In order to prevent the curving forward, try scooting yourself closer to your desk or your computer closer to you. If you’re having trouble keeping your head back, try zooming in on the screen. Your co-workers may make fun of you for reading everything in 120%, but you’ll be the one laughing when you can do cartwheels at age 92!
2) Keep moving!
Here’s the thing though: Even if you sat in proper posture for 10 hours a day, your body will still feel stiff! That because it’s practicing sitting still rather than moving. In order to combat this stiffness, try to incorporate as much movement as you can into your day.
More and more people are converting to standing desks, and this is awesome. The ideal, if you can convince your company to fund it, would be a desk that adjusts so you can both sit and stand. When sitting, choose an ergonomically correct chair. There are several innovative ones on the market now; check out Ergo Depot in Potrero Hill. I personally recommend sitting on a good ole fashioned yoga ball. They’re affordable and encourage small movements, engaging your legs, abdominals, and pelvic floor without even trying.
Master Trainer Kaitlyn Rhoades stresses the importance of wearing supportive shoes, especially if you stand a lot at work. She recommends getting a foot analysis from a reputable shoe store and purchasing shoes and/or orthotics accordingly. For women, Taryn Rose designs shoes with these values in mind that don’t compromise fashion.

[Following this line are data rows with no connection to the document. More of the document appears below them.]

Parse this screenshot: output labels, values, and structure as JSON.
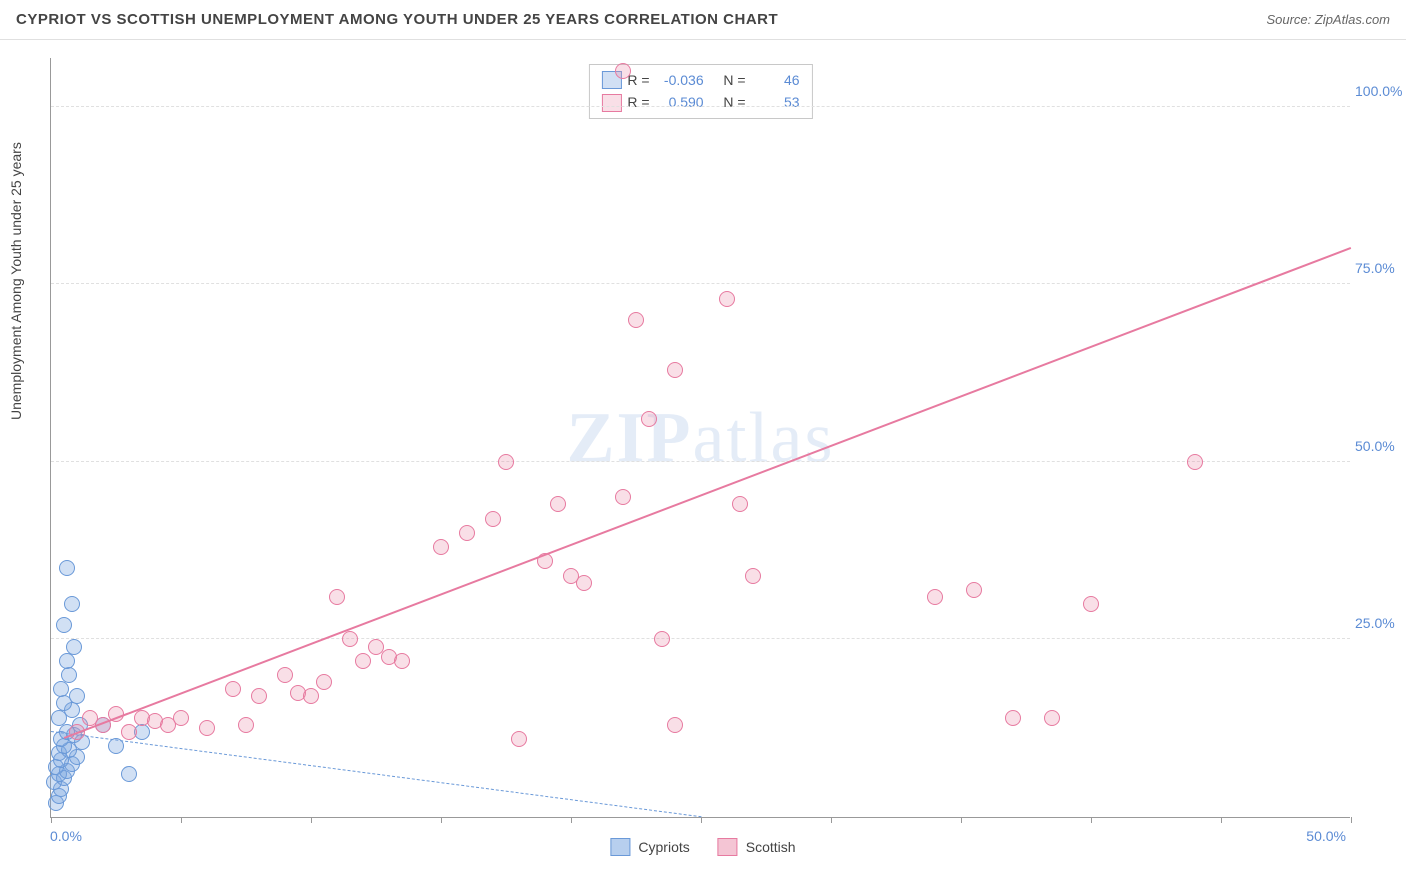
{
  "title": "CYPRIOT VS SCOTTISH UNEMPLOYMENT AMONG YOUTH UNDER 25 YEARS CORRELATION CHART",
  "source_label": "Source: ZipAtlas.com",
  "y_axis_label": "Unemployment Among Youth under 25 years",
  "watermark": {
    "bold": "ZIP",
    "light": "atlas"
  },
  "chart": {
    "type": "scatter",
    "xlim": [
      0,
      50
    ],
    "ylim": [
      0,
      107
    ],
    "y_ticks": [
      25,
      50,
      75,
      100
    ],
    "y_tick_labels": [
      "25.0%",
      "50.0%",
      "75.0%",
      "100.0%"
    ],
    "x_tick_positions": [
      0,
      5,
      10,
      15,
      20,
      25,
      30,
      35,
      40,
      45,
      50
    ],
    "x_origin_label": "0.0%",
    "x_max_label": "50.0%",
    "grid_color": "#e0e0e0",
    "background_color": "#ffffff",
    "axis_color": "#999999",
    "marker_radius": 8,
    "marker_border_width": 1.5,
    "series": [
      {
        "name": "Cypriots",
        "fill_color": "rgba(123,167,224,0.35)",
        "stroke_color": "#6a99d8",
        "r_value": "-0.036",
        "n_value": "46",
        "trend": {
          "x1": 0,
          "y1": 12,
          "x2": 25,
          "y2": 0,
          "style": "dash"
        },
        "points": [
          [
            0.2,
            2
          ],
          [
            0.3,
            3
          ],
          [
            0.4,
            4
          ],
          [
            0.1,
            5
          ],
          [
            0.5,
            5.5
          ],
          [
            0.3,
            6
          ],
          [
            0.6,
            6.5
          ],
          [
            0.2,
            7
          ],
          [
            0.8,
            7.5
          ],
          [
            0.4,
            8
          ],
          [
            1.0,
            8.5
          ],
          [
            0.3,
            9
          ],
          [
            0.7,
            9.5
          ],
          [
            0.5,
            10
          ],
          [
            1.2,
            10.5
          ],
          [
            0.4,
            11
          ],
          [
            0.9,
            11.5
          ],
          [
            0.6,
            12
          ],
          [
            1.1,
            13
          ],
          [
            0.3,
            14
          ],
          [
            0.8,
            15
          ],
          [
            0.5,
            16
          ],
          [
            1.0,
            17
          ],
          [
            0.4,
            18
          ],
          [
            0.7,
            20
          ],
          [
            0.6,
            22
          ],
          [
            0.9,
            24
          ],
          [
            0.5,
            27
          ],
          [
            0.8,
            30
          ],
          [
            0.6,
            35
          ],
          [
            2.0,
            13
          ],
          [
            2.5,
            10
          ],
          [
            3.0,
            6
          ],
          [
            3.5,
            12
          ]
        ]
      },
      {
        "name": "Scottish",
        "fill_color": "rgba(233,140,170,0.28)",
        "stroke_color": "#e77aa0",
        "r_value": "0.590",
        "n_value": "53",
        "trend": {
          "x1": 0.5,
          "y1": 11,
          "x2": 50,
          "y2": 80,
          "style": "solid"
        },
        "points": [
          [
            1.0,
            12
          ],
          [
            1.5,
            14
          ],
          [
            2.0,
            13
          ],
          [
            2.5,
            14.5
          ],
          [
            3.0,
            12
          ],
          [
            3.5,
            14
          ],
          [
            4.0,
            13.5
          ],
          [
            4.5,
            13
          ],
          [
            5.0,
            14
          ],
          [
            6.0,
            12.5
          ],
          [
            7.0,
            18
          ],
          [
            7.5,
            13
          ],
          [
            8.0,
            17
          ],
          [
            9.0,
            20
          ],
          [
            9.5,
            17.5
          ],
          [
            10.0,
            17
          ],
          [
            10.5,
            19
          ],
          [
            11.0,
            31
          ],
          [
            11.5,
            25
          ],
          [
            12.0,
            22
          ],
          [
            12.5,
            24
          ],
          [
            13.0,
            22.5
          ],
          [
            13.5,
            22
          ],
          [
            15.0,
            38
          ],
          [
            16.0,
            40
          ],
          [
            17.0,
            42
          ],
          [
            17.5,
            50
          ],
          [
            18.0,
            11
          ],
          [
            19.0,
            36
          ],
          [
            19.5,
            44
          ],
          [
            20.0,
            34
          ],
          [
            20.5,
            33
          ],
          [
            22.0,
            45
          ],
          [
            22.5,
            70
          ],
          [
            23.0,
            56
          ],
          [
            24.0,
            63
          ],
          [
            26.0,
            73
          ],
          [
            26.5,
            44
          ],
          [
            27.0,
            34
          ],
          [
            23.5,
            25
          ],
          [
            24.0,
            13
          ],
          [
            22.0,
            105
          ],
          [
            34.0,
            31
          ],
          [
            35.5,
            32
          ],
          [
            37.0,
            14
          ],
          [
            38.5,
            14
          ],
          [
            40.0,
            30
          ],
          [
            44.0,
            50
          ]
        ]
      }
    ]
  },
  "bottom_legend": [
    {
      "label": "Cypriots",
      "fill": "rgba(123,167,224,0.55)",
      "stroke": "#6a99d8"
    },
    {
      "label": "Scottish",
      "fill": "rgba(233,140,170,0.5)",
      "stroke": "#e77aa0"
    }
  ],
  "stats_legend_labels": {
    "r": "R =",
    "n": "N ="
  }
}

3) There’s always Pilates.
I would advise doing Pilates (or any kind of movement, but clearly I’m a little biased) first thing in the morning. This will prime your body for the day, not to mention help you wake up! When we start moving, we remember how good it feels, and we want to do more of it.
If you’re not enough of a morning person to get into the studio, try doing a few yoga stretches as the coffee brews, like downward dog and cat/cow. Then get your Pilates on during your lunch break or after work.
Exercises that work your upper back muscles and stretch your chest are incredibly important for undoing all that computer work. They reverse the patterns your body has been clinging to at your desk, engaging the back of your body and stretching the front. Request some next time you’re in class — your body will thank you!
Here’s a great exercise for opening up the chest, engaging the abdominals, and finding proper alignment. All you need is a wall.
Stand with your heels against the wall and your arms down by your sides. Try to keep the back of your head, your upper back, your pelvis, and your heels touching the wall without letting your ribs flare open. Make sure you’re keeping your abs engaged and your chest open. Slowly, without losing the integrity of your alignment, sweep your arms out to the sides and towards your head, sliding them along the wall. See how high you can go without letting your shoulders come up. Try for 5-10 of these a day.